Periodically I’ll post tips and tricks for using QuickBooks Pro more effectively in remodeling companies. As well I’ll put up ideas and suggestions from clients, colleagues and friends which relate to better running your remodeling company.

I value your comments and suggestions – in fact, I’ll send a $10 Starbucks card to anyone whose idea is sufficiently valuable to be posted here — AND I’ll give you direct credit.

Start writing!


2 Responses to “Tips & Tricks”

  1. 1 Courtenay Gebhardt June 25, 2010 at 5:32 pm

    Hello Judy:

    I found your very helpful article in the recent Remodeling Magazine. Thanks for delving into a topic that few *really* do… the actual number crunching. I run the financials for our family-owned construction business, and despite discussing this with numerous accountants & bookkeepers, consulting with construction businesses much larger than ours, and researching a multitude of books, I have found few who give really hard and fast formulas for how to calculate for growth and create simple, manageable systems for uncovering “true equity.” Your article was a step in the right direction for me.

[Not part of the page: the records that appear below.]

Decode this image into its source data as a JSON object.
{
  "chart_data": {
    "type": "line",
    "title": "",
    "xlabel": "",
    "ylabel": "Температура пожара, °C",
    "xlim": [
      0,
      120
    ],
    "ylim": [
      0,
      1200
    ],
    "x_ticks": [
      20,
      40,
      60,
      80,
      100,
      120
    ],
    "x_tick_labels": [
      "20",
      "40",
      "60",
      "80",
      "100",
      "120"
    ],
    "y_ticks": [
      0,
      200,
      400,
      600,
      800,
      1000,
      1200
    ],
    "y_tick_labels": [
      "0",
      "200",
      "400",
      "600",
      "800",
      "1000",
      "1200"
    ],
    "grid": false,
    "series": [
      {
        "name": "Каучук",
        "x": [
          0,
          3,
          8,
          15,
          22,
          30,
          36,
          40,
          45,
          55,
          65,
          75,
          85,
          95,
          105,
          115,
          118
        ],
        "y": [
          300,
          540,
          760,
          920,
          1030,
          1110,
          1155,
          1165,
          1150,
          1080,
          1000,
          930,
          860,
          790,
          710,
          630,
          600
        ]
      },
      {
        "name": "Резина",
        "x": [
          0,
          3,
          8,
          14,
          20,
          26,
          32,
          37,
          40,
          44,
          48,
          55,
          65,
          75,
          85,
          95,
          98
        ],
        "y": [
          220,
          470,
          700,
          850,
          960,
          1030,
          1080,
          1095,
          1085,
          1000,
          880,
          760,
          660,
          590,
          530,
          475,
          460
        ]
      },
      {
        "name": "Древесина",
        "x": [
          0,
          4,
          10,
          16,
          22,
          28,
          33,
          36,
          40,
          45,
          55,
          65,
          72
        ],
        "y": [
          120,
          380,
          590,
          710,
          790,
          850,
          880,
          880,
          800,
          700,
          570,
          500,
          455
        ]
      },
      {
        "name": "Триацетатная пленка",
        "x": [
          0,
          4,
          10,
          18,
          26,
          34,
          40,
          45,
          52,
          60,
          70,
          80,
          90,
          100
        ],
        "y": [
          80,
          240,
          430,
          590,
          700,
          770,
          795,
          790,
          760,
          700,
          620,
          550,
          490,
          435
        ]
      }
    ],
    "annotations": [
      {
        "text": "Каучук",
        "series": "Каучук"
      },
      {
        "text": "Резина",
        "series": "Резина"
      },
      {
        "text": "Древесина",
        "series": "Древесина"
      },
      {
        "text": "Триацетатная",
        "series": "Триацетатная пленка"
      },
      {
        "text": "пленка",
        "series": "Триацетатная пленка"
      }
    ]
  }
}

    My tip for you involves our markup approach. We are often low bidders on big projects, high bidders on small projects. Why? Because we nailed down our overhead and profit goals, and are able to steer a smooth course through a rough economy by staying on target no matter how big or small the work.

    We do this by running a few simple formulas at the end of our estimates (which are performed in excel.) We divide the number of labor hours into actual weeks worked and then use that to determine the “burden” that job places on our company resources. In the next formula, we compare the actual markup obtained from the bid as-is (set at the standard 15% on materials and labor) compared with the markup we’d like to see for the time worked (using first formula) and obtain a difference. We then use the difference to markup all the labor costs to achieve the desired markup and use that as our final bid price. On large projects or projects with a lot of high end materials, we’re actually able to offer a very competitive bid because it sometimes means we’re able to reduce markup and still make a better than anticipated return.

    For all our clients we explain our “customary” labor rates, but further explain that the actual hourly rate could end up higher or lower than the customary in order to achieve profit and overhead goals. No one ever blinks twice. And even on the smaller projects, people are often willing to pay the extra to have the project done well, and we feel we can deliver the same quality service we would for larger scale projects. I’m proud to say that in this down economy, our little company has hardly skipped a beat!

    Courtenay Gebhardt
    Blue Sound Construction, Inc.
    Seattle, WA

    • 2 jfmiller January 7, 2013 at 7:48 pm

      Courtenay: isn’t it interesting that you got in touch EVEN THOUGH I haven’t looked at this blog for years? I’m embarassed.

      How are things going with you and Ben? Hope 2013 is a very good year for you and for those you love! Keep in touch.